Ela partiu para o leste
e deixou perfume e cor.

A lua ficou sorrindo
prateada com aquele amor.

Eu fiquei espreitando o momento
sentindo fugir as palavras
no vento em movimento.

Suspirei. 
Ela se foi de malas e sonhos.

De mãos postas a lua rezava por mim.

quinta-feira, 24 de janeiro de 2013

Declamando

De repente já não era noite
raiavam madrugadas do escuro
e toda flor dependurada na cerca
era singela presença dos olhos idos.

(Não havia segredos)
Os passarinhos debulhavam poesias.

É estrelado o céu da boca
de quem declama o amor.



quarta-feira, 23 de janeiro de 2013

Temor

Eu temo ser de papel
quando sou de pedra
Temo ter o coração de pedra
quando sou tesoura.
Tento cortar no lugar certo
as flores que ofereço.

O certo é deixar as flores no jardim.

quinta-feira, 17 de janeiro de 2013

Insondável

o vento balançava seus cabelos. debruçada na janela, ela e seus pensamentos estupefatos. era dia de sol e tudo estava tão cinza naqueles olhos postos no horizonte.
escrevia poesias no céu da boca e derramava seus azuis dentro de um frasco de perfume vazio.
ao longe sentia-se o cheiro da saudade e podia-se ver mãos graúdas fiando um tempo de flores para os parapeitos das janelas.
sertão. tão sozinha, ela e o vento. ouvia-se falar dos segredos que pendurava nos escuros lunares.
não sabia falar sobre brotar e ser feliz. desejava ser a fada madrinha dos contos de fadas. conhecia bem os canteiros de jasmim. uma rosa para cada um. eram três, bem ali, pertinho da janela.
vento é coisa que não tem fim.

Créditos da imagem


quarta-feira, 16 de janeiro de 2013

Amor de raiz

Nos amávamos
Ela como mar brotado da pedra
Eu?
Eu era pedra bruta
provada pelo sol.
Ora éramos pontes e borboletas
Ora éramos tempestades e açoite de ventos.
Eu era mais feliz nos dias de luz
mas em alguns dias meus cabelos eram trevas.
Ela era as asas coloridas,
as fitas do maracatu,
a deglutição suave do amor.
Nos amávamos desde sempre.
Amor de raiz
Amor de seivas e palavras duras.


terça-feira, 15 de janeiro de 2013

Agradecimento

Sabe o que mais?
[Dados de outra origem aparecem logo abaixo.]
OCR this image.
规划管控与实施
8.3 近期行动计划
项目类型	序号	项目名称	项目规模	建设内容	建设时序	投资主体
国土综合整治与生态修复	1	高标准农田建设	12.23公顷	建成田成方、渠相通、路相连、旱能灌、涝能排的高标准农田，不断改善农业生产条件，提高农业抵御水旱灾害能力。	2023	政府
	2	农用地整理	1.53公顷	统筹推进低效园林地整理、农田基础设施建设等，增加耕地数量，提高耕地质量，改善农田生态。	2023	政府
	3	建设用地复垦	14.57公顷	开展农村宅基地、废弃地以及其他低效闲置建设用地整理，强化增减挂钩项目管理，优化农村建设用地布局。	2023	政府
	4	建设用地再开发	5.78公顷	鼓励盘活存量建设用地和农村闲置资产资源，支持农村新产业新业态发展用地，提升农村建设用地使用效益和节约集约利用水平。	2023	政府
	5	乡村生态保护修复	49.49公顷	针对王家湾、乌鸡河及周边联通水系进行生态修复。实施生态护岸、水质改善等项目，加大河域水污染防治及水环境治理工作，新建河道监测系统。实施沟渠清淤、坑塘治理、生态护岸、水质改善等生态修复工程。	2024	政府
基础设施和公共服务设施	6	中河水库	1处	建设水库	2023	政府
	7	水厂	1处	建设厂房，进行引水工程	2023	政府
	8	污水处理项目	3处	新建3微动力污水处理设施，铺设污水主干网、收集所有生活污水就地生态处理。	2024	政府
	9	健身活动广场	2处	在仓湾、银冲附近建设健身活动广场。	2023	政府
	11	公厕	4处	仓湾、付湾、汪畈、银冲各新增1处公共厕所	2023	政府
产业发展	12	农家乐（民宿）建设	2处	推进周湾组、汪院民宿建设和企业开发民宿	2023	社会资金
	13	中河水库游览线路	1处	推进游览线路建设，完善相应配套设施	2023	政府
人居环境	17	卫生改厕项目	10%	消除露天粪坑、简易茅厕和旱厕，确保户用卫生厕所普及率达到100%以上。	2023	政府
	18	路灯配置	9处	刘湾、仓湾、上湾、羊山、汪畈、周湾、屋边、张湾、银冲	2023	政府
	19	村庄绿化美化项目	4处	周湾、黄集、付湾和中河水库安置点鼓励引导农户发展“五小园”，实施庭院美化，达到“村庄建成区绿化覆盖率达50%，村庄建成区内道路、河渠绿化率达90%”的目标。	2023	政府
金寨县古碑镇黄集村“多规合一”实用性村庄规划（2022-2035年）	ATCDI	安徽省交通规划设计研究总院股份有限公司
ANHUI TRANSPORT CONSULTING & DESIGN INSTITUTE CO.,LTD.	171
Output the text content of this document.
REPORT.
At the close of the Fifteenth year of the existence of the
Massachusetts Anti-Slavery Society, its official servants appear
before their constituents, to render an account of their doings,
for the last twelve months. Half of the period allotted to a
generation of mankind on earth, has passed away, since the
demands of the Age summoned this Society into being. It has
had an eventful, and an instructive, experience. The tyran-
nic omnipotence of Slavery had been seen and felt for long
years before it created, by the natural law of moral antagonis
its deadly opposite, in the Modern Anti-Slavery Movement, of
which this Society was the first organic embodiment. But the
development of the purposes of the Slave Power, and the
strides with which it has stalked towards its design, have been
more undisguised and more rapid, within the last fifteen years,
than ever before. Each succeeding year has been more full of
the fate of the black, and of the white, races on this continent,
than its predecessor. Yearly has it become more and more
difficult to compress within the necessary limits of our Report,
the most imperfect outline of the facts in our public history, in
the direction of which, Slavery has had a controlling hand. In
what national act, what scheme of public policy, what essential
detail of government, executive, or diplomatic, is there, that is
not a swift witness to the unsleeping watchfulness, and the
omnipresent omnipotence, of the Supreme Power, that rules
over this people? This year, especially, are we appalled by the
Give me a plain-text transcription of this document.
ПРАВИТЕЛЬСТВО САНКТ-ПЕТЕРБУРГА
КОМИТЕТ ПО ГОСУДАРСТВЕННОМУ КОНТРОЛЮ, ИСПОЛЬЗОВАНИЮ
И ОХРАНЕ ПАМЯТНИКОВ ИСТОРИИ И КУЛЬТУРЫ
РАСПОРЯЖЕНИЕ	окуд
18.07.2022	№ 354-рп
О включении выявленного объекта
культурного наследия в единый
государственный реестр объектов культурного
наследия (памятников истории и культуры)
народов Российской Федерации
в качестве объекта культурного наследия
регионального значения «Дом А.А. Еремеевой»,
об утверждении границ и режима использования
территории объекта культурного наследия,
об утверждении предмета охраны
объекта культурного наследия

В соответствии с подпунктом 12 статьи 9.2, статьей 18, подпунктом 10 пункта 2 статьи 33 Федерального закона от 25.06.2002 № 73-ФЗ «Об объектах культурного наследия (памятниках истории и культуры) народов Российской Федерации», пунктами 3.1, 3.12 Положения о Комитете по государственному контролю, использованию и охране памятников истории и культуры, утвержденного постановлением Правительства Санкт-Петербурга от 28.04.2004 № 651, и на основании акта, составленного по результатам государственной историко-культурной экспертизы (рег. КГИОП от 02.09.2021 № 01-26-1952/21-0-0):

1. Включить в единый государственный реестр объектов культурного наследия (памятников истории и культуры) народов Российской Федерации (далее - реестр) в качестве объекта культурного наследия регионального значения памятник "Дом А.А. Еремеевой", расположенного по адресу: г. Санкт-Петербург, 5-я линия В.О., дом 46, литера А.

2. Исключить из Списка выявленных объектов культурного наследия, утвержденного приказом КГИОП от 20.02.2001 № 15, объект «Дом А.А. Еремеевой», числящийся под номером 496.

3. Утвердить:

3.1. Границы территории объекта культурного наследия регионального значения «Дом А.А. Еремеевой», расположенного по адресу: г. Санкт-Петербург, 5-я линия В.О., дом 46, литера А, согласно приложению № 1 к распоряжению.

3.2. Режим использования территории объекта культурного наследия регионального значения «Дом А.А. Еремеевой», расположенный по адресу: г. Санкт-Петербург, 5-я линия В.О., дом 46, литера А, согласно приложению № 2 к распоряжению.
Há coisas inesquecíveis. Não falo de bela infância, farra com os amigos, convivência com a família. São incontestavelmente inesquecíveis, também, essas coisas. Falo de coisas que são inesquecíveis pela carga negativa que apresentaram aos nossos corações, que fizeram nossa alma se esconder na dor.

Há coisas que nos acontecem onde é necessário que peçamos perdão a nós mesmos: por termos sido crédulos, ingênuos, esperançosos. E essa reflexão é necessária porque não há como esquecer o murro na boca do estômago, contudo, passada a náusea e a raiva, fica somente a lembrança.

Recordei hoje de umas palavras, com certo asco, depois com ar de riso. Foi daí que cheguei à conclusão de que o ditado popular precisa ser complementado: não há bom sem o ruim - mas também não há ruim sem o bom. Do meio da podridão brotam flores.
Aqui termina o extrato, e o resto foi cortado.